Nothing: Building a Language from Raw Assembly and Letting Claude Optimize It

In the last post I introduced Agentic Experiments, a project about letting coding agents try to improve themselves and seeing what happens. That post was all framing. No code, no results, just the research structure and some speculation about what I thought would happen. This post is about the first experiment that actually produced something, and the something in question is a programming language toolchain built from scratch on AArch64 macOS, starting from raw assembly instructions and bootstrapping upward until we had an optimizing compiler with a benchmark suite.

The experiment is called nothing, because that's what we started with.

How the agent was prompted

Before getting into what was built, it's worth explaining how it was built, because the prompting methodology is part of the experiment.

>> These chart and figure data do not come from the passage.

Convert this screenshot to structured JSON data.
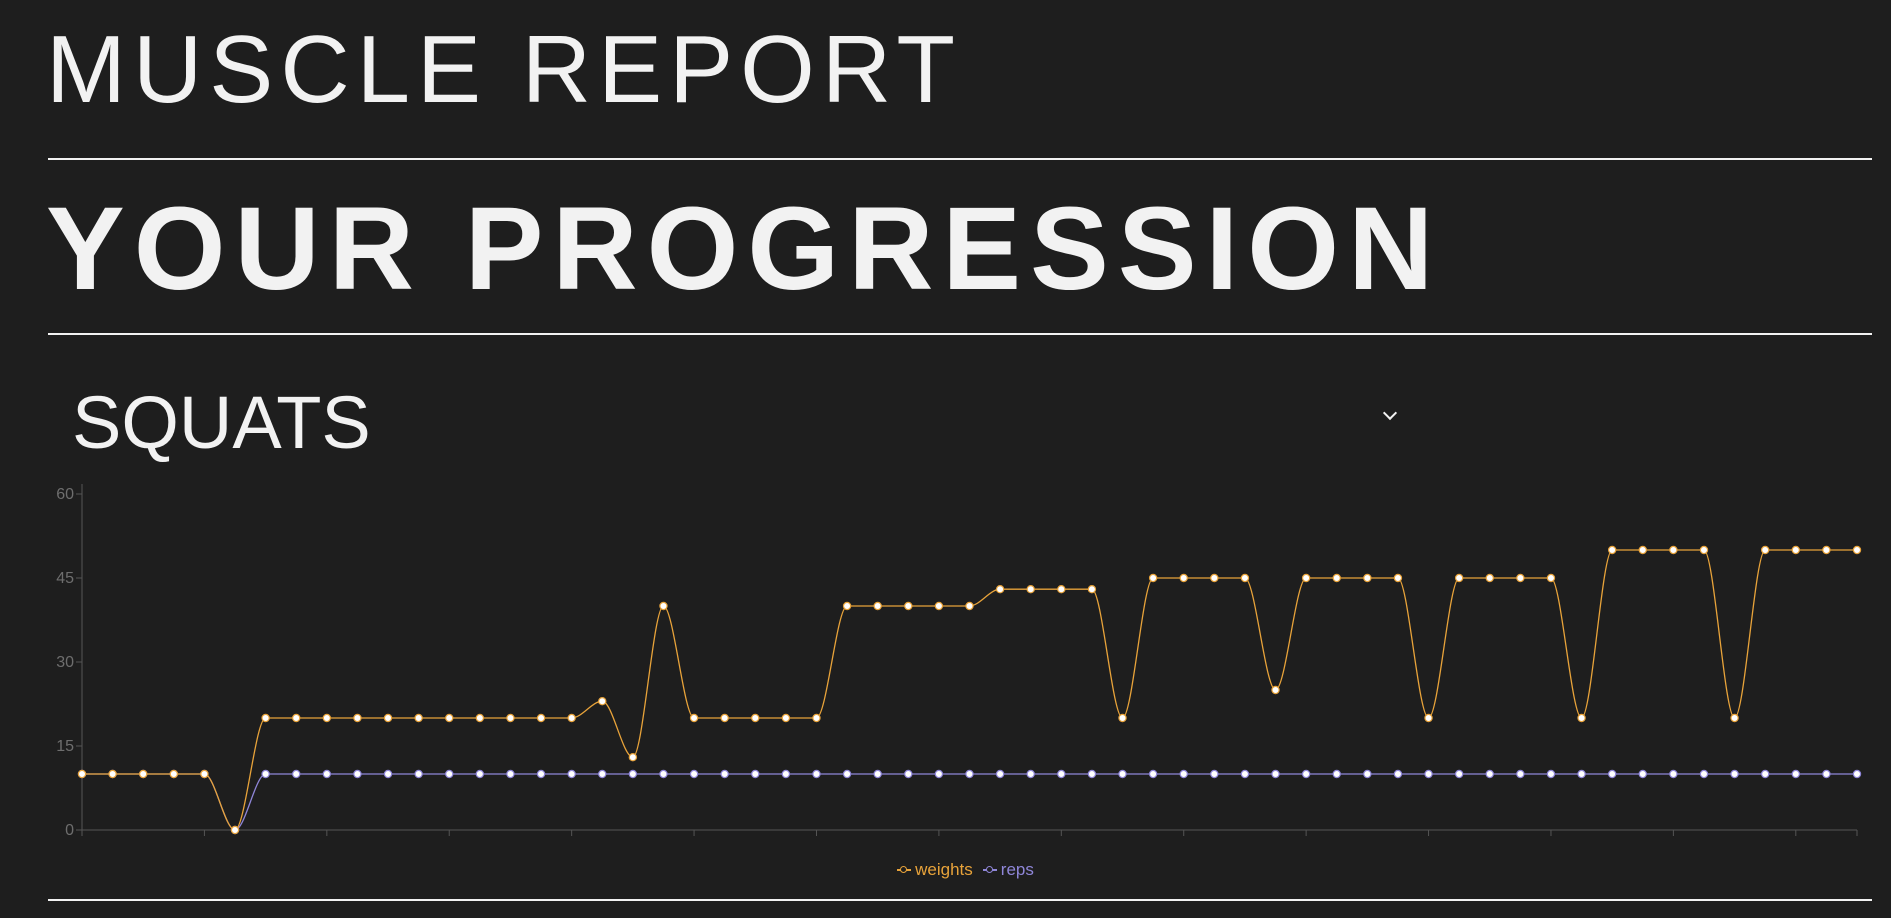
{
  "header": {
    "app_title": "MUSCLE REPORT",
    "section_title": "YOUR PROGRESSION"
  },
  "exercise_select": {
    "selected": "SQUATS",
    "icon": "chevron-down-icon"
  },
  "colors": {
    "background": "#1e1e1e",
    "text": "#f2f2f2",
    "weights": "#e8a33a",
    "reps": "#8f86d8",
    "axis": "#555555",
    "tick_text": "#6e6e6e"
  },
  "chart_data": {
    "type": "line",
    "title": "",
    "xlabel": "",
    "ylabel": "",
    "ylim": [
      0,
      60
    ],
    "yticks": [
      "0",
      "15",
      "30",
      "45",
      "60"
    ],
    "grid": false,
    "legend_position": "bottom",
    "x_tick_every": 4,
    "series": [
      {
        "name": "weights",
        "color": "#e8a33a",
        "values": [
          10,
          10,
          10,
          10,
          10,
          0,
          20,
          20,
          20,
          20,
          20,
          20,
          20,
          20,
          20,
          20,
          20,
          23,
          13,
          40,
          20,
          20,
          20,
          20,
          20,
          40,
          40,
          40,
          40,
          40,
          43,
          43,
          43,
          43,
          20,
          45,
          45,
          45,
          45,
          25,
          45,
          45,
          45,
          45,
          20,
          45,
          45,
          45,
          45,
          20,
          50,
          50,
          50,
          50,
          20,
          50,
          50,
          50,
          50
        ]
      },
      {
        "name": "reps",
        "color": "#8f86d8",
        "values": [
          10,
          10,
          10,
          10,
          10,
          0,
          10,
          10,
          10,
          10,
          10,
          10,
          10,
          10,
          10,
          10,
          10,
          10,
          10,
          10,
          10,
          10,
          10,
          10,
          10,
          10,
          10,
          10,
          10,
          10,
          10,
          10,
          10,
          10,
          10,
          10,
          10,
          10,
          10,
          10,
          10,
          10,
          10,
          10,
          10,
          10,
          10,
          10,
          10,
          10,
          10,
          10,
          10,
          10,
          10,
          10,
          10,
          10,
          10
        ]
      }
    ]
  }
}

The agent (Claude, via Claude Code) received a single document at the start: Project.md. This file lays out the philosophy, the bootstrap chain, the rules, and the agentic optimization setup. It's about 3,000 words. It specifies the target architecture (AArch64 macOS, Apple Silicon), the bootstrap sequence (assembler in assembly, IR compiler in assembly, optimization passes on top), the IR design (SSA form, typed, basic blocks, phi nodes), the rules (no LLVM, no GCC backend, no borrowed codegen, correct first and fast later), and the constraints for the agentic optimization loop (what the agent can modify, what it can't, what the metric is).

After that initial prompt, every subsequent instruction was some variation of "continue" or "keep working." That's it. No detailed follow-up prompts. No step-by-step guidance. The agent read the spec, internalized the bootstrap chain, and built the toolchain top to bottom with minimal human steering.

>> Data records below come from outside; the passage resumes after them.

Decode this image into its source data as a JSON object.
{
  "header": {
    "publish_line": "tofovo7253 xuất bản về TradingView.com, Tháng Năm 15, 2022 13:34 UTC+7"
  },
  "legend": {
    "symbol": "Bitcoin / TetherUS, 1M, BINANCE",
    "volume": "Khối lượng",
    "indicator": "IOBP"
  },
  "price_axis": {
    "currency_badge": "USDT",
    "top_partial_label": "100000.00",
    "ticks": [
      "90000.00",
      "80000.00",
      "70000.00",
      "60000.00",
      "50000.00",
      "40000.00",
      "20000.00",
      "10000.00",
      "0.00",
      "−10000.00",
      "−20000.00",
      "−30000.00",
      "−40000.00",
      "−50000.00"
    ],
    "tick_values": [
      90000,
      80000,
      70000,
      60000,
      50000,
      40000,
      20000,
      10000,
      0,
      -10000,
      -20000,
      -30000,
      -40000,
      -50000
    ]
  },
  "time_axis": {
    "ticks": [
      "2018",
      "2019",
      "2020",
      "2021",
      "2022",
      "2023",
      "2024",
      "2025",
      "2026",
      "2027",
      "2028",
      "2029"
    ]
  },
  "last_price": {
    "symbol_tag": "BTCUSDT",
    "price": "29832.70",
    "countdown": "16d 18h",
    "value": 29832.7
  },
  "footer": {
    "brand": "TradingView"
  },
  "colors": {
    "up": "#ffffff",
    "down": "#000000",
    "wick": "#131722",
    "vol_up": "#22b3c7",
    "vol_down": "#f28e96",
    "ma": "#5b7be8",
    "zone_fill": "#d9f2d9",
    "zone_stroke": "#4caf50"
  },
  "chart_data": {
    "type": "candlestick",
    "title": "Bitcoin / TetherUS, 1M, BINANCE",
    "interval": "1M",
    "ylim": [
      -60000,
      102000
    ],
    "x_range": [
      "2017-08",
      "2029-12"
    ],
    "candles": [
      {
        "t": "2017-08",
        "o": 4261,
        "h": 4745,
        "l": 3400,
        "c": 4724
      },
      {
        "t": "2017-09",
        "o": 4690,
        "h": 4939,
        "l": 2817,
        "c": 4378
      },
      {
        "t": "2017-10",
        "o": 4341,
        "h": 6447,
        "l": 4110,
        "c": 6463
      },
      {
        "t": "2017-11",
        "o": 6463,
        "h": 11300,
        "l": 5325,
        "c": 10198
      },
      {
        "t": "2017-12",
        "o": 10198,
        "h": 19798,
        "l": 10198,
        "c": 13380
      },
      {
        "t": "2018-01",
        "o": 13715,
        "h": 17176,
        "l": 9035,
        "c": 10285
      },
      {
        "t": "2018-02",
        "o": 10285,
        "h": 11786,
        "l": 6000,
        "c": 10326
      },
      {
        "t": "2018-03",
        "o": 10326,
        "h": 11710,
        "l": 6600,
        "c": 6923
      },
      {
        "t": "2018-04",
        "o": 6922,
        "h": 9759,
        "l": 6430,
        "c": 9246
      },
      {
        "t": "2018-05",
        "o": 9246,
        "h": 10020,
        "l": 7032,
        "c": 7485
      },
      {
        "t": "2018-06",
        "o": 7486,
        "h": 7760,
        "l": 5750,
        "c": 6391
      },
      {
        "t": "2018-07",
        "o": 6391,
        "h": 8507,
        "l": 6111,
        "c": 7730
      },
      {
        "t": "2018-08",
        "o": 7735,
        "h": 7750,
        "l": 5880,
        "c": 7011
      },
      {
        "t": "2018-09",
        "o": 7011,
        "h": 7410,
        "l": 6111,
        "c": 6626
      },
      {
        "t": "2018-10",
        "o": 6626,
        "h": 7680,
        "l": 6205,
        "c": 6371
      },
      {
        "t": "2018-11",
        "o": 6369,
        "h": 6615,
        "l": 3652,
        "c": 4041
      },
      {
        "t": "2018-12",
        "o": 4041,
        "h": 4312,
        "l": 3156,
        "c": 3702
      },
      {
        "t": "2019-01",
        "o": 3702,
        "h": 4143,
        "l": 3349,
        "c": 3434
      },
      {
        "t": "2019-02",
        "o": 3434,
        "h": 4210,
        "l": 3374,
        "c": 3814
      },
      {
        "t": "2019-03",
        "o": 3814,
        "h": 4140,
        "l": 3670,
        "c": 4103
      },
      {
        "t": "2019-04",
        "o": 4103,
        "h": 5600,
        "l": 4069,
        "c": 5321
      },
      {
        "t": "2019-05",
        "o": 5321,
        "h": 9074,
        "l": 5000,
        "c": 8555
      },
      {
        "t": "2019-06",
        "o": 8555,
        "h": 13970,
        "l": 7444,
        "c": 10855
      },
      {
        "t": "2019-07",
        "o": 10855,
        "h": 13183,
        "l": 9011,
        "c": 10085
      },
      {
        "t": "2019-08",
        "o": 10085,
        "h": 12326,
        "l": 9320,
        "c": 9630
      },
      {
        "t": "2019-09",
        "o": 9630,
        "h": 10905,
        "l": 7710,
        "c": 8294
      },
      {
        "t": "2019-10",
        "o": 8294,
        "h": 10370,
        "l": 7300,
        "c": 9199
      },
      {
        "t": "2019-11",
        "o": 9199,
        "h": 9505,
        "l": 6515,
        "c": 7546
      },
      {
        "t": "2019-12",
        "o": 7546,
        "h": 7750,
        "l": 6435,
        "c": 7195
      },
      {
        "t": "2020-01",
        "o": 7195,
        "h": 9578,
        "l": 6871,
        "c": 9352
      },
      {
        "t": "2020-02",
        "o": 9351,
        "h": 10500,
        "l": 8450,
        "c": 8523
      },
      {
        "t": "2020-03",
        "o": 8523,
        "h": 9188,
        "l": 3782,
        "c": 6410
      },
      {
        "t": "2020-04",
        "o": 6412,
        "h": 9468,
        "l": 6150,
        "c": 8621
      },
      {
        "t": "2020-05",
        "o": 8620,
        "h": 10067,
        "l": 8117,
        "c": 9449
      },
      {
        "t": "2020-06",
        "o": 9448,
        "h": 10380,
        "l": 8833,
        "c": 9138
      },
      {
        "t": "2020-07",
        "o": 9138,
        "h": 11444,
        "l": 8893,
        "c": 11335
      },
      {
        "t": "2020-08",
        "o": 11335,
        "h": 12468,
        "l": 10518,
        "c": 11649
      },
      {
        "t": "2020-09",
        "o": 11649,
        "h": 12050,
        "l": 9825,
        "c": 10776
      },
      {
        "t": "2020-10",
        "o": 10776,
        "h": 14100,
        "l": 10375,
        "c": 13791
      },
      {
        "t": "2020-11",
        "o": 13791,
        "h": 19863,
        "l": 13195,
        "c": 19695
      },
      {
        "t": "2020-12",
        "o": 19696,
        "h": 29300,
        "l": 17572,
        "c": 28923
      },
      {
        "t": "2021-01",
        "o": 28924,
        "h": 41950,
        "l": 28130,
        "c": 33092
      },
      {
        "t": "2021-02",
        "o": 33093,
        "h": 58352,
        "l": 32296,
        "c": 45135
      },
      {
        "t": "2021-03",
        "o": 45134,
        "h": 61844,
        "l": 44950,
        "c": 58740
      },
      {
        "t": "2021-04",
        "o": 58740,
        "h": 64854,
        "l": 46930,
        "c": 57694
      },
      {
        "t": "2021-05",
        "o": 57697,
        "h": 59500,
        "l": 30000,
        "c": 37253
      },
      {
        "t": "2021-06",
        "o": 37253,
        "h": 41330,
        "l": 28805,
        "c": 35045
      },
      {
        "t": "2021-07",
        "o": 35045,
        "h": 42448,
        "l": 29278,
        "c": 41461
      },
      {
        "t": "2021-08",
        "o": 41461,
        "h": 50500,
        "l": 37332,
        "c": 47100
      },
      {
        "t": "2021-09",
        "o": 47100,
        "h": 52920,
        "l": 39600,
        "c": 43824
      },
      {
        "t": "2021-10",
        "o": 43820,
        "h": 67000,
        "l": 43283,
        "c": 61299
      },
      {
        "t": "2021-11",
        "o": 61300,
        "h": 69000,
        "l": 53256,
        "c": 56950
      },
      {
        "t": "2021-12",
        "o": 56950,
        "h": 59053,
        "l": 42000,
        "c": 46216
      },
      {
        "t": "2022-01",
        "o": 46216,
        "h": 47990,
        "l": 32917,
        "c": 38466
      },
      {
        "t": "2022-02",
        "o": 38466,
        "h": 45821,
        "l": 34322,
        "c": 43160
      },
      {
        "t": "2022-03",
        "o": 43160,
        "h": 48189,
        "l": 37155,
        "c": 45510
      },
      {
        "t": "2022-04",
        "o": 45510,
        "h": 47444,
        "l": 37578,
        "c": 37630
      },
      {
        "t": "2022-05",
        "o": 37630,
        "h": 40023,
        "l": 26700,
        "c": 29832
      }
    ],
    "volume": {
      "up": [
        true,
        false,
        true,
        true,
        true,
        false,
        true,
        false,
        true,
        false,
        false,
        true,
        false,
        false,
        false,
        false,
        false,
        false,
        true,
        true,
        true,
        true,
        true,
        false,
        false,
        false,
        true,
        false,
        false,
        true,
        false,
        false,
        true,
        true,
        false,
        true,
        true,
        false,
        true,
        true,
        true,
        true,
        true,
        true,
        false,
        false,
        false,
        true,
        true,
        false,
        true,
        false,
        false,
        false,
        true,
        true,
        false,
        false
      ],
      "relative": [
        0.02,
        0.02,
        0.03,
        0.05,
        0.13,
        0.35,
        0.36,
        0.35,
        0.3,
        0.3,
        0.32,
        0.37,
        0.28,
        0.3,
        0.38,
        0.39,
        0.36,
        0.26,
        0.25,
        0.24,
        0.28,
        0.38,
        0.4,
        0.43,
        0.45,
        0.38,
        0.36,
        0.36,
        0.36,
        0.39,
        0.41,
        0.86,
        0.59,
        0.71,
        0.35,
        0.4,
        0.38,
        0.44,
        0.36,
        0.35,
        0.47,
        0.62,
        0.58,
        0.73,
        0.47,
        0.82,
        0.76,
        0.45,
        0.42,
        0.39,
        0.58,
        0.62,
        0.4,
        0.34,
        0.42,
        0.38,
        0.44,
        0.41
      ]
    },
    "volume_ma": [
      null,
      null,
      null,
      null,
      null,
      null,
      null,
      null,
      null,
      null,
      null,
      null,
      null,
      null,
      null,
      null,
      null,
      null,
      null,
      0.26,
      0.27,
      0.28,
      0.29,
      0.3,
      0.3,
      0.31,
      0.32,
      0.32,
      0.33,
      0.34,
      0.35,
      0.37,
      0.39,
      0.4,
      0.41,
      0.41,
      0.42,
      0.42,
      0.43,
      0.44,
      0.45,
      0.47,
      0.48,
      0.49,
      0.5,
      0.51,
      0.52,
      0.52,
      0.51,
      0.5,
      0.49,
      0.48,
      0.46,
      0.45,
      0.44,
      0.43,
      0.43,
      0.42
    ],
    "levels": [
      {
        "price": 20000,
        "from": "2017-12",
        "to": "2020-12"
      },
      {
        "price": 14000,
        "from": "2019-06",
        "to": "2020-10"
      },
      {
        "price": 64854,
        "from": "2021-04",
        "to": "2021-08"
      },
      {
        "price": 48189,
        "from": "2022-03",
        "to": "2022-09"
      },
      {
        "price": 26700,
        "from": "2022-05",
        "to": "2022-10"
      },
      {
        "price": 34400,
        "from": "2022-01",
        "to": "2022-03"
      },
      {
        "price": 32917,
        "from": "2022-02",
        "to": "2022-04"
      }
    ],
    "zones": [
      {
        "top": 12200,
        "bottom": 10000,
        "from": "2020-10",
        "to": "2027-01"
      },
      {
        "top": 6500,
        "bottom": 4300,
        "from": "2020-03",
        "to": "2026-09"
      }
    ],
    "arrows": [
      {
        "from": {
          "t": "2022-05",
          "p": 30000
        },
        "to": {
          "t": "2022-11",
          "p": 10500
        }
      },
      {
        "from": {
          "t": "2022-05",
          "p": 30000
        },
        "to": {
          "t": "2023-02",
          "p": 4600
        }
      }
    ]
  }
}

This matters for the experiment because the question isn't just "can Claude write a compiler." The question is whether a single well-structured document is enough to get an agent to execute a multi-stage systems programming project across thousands of lines of handwritten assembly, and then turn around and optimize the output of its own compiler using benchmark-driven iteration. The answer, at least for this first experiment, is that it mostly can.

What was built

The toolchain has three completed stages and a fourth in progress.

Stage 0 is an assembler written in AArch64 assembly. About 5,000 lines across nine modules: a lexer that tokenizes ARM64 assembly source text, a two-pass parser that collects labels on the first pass and encodes instructions on the second, an instruction encoder where each function is a pure leaf (no calls, no stack frame, just shifts and ORs to pack 32-bit instruction words), a Mach-O 64-bit object file emitter that builds the header, load commands, section content, symbol table, and string table in a 1MB buffer and writes it in a single syscall, a symbol table backed by a 256-bucket hash table with DJB2 hashing and chained entries, string utilities (comparison, parsing, memcpy, memset, all written by hand), lookup tables for 58 mnemonics and 17 condition codes, and error reporting that writes to stderr and exits.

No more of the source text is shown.